A.I. Researchers Synthesized Fake Obama

Artur Kiulian
Algorology
Published in
4 min readJul 14, 2017

Algorology Digest #10: AI teaches itself parkour, New Funds, Giant Icebergs

Researchers over at the University of Washington have achieved astounding results in faking up video footage. Their approach builds on similar talking head techniques like Face2Face, though Face2Face has far worse visual results because it transfers the mouth from another video sequence instead of generating it within the given footage. Quite impressive results, you can dive into the actual research paper here.

Given audio of President Barack Obama, we synthesize a high quality video of him speaking with accurate lip sync, composited into a target video clip. Trained on many hours of his weekly address footage, a recurrent neural network learns the mapping from raw audio features to mouth shapes. Given the mouth shape at each time instant, we synthesize high quality mouth texture, and composite it with proper 3D pose matching to change what he appears to be saying in a target video to match the input audio track. Our approach produces photorealistic results.

DeepMind’s AI is Teaching Itself Parkour

The video above is one of the many attempts to induce desired behavior of a software agent through reinforcement learning. Everything the stick figure is doing in this video is self-taught. The jumping, the limboing, the leaping — all of these are behaviors that the computer has devised itself as the best way to get to the final destination.

Which also explains why it looks so weird, since it doesn’t have any internal guidance in terms of the actual posture behavior that we as humans have. The only thing agent has is sensors and incentivized reward as guidance to reach a certain destination in a virtual space.

This research paper proves that reinforcement learning can be quite efficient to teach complex movements within environments agent is not familiar with.

Google Launches AI Venture Fund

Google parent company Alphabet just launched a new venture arm to support artificial intelligence innovation.

“If we’re really going to help AI happen faster, we needed to be more involved in the community,” said Patterson, who’s spent about a decade at Google working on Android, search, advertising and AI. “That’s why we decided to do this — to spur innovation in the AI space.”

The idea behind the venture fund is not only to provide funding (which already exists in abundance at the front doors of the recent hype) but to also support startups with internal resources.

These resources are not limited to just AI training and counseling but also proposes actual talent rotation within the portfolio of ventures. Google engineers may have these productive breaks and work for one of the portfolio companies or even multiple at the same time.

Can Machine Learning Help Those Giant Floating Icebergs?
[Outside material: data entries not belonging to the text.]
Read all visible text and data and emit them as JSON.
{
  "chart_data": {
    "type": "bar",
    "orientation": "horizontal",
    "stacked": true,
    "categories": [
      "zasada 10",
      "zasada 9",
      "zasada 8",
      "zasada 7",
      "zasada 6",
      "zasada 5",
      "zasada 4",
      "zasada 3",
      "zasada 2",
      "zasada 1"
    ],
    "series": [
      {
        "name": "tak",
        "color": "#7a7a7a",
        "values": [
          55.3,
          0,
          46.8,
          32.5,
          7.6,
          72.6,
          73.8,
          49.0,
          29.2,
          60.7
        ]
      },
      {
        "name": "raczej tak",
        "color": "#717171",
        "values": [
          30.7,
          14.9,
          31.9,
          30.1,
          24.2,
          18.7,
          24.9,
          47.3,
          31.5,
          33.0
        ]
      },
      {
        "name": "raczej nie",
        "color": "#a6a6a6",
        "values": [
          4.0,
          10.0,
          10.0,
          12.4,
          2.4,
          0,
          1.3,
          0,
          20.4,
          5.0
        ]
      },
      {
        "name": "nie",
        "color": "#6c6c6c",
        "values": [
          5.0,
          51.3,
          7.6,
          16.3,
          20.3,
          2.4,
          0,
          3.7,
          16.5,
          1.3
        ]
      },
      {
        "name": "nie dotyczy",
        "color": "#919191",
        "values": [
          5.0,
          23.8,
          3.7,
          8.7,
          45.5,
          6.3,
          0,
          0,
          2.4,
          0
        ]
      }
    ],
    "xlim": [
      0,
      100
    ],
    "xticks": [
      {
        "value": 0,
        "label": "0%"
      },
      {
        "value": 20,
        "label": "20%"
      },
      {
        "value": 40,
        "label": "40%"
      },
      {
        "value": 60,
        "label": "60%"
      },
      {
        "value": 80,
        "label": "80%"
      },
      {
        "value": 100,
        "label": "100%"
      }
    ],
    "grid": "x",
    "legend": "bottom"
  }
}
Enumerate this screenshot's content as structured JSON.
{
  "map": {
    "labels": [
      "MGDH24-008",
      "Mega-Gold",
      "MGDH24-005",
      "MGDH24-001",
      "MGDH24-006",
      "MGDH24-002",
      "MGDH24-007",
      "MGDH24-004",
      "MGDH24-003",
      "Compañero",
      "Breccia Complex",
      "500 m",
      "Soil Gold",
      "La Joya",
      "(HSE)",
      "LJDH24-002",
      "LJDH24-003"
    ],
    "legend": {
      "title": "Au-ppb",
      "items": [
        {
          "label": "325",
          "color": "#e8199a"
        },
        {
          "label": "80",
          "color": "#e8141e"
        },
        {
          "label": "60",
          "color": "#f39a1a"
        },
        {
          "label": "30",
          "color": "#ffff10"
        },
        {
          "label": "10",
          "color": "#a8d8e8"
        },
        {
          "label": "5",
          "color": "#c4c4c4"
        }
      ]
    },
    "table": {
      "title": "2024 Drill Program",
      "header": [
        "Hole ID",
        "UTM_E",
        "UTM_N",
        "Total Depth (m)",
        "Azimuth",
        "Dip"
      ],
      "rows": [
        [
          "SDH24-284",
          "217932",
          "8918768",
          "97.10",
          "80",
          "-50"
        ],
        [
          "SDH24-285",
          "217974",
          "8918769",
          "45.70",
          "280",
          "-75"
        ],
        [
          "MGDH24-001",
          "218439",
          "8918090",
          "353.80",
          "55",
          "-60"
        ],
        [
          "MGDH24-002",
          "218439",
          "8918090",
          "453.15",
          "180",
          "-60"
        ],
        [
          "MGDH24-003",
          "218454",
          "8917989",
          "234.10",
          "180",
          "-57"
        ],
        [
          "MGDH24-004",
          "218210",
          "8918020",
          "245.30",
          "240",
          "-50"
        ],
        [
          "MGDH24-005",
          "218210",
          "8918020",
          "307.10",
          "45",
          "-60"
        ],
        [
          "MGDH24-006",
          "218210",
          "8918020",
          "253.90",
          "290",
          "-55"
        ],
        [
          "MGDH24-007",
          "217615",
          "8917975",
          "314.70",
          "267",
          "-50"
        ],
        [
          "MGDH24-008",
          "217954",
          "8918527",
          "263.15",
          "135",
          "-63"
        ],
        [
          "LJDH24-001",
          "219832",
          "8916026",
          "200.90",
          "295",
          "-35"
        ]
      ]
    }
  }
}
Microsoft just announced AI for Earth program during event today in London. This program will assist organizations using AI for environmental protection, innovation and research — particularly those addressing issues in water conservation, agriculture, biodiversity and climate change.

Along with the announcement Microsoft is investing $2 million into the program, which will manifest as research grants enabling access to its cloud and AI tools, as well as technical training on its various platforms.

Not sure what to do with the giant trillion-ton iceberg that recently splintered off western Antarctica and is now floating at sea but the AI for Earth is an amazing initiative that researchers can greatly benefit from right away. I’m sure researchers could’ve timely predicted the event of such significance if they had appropriate resources.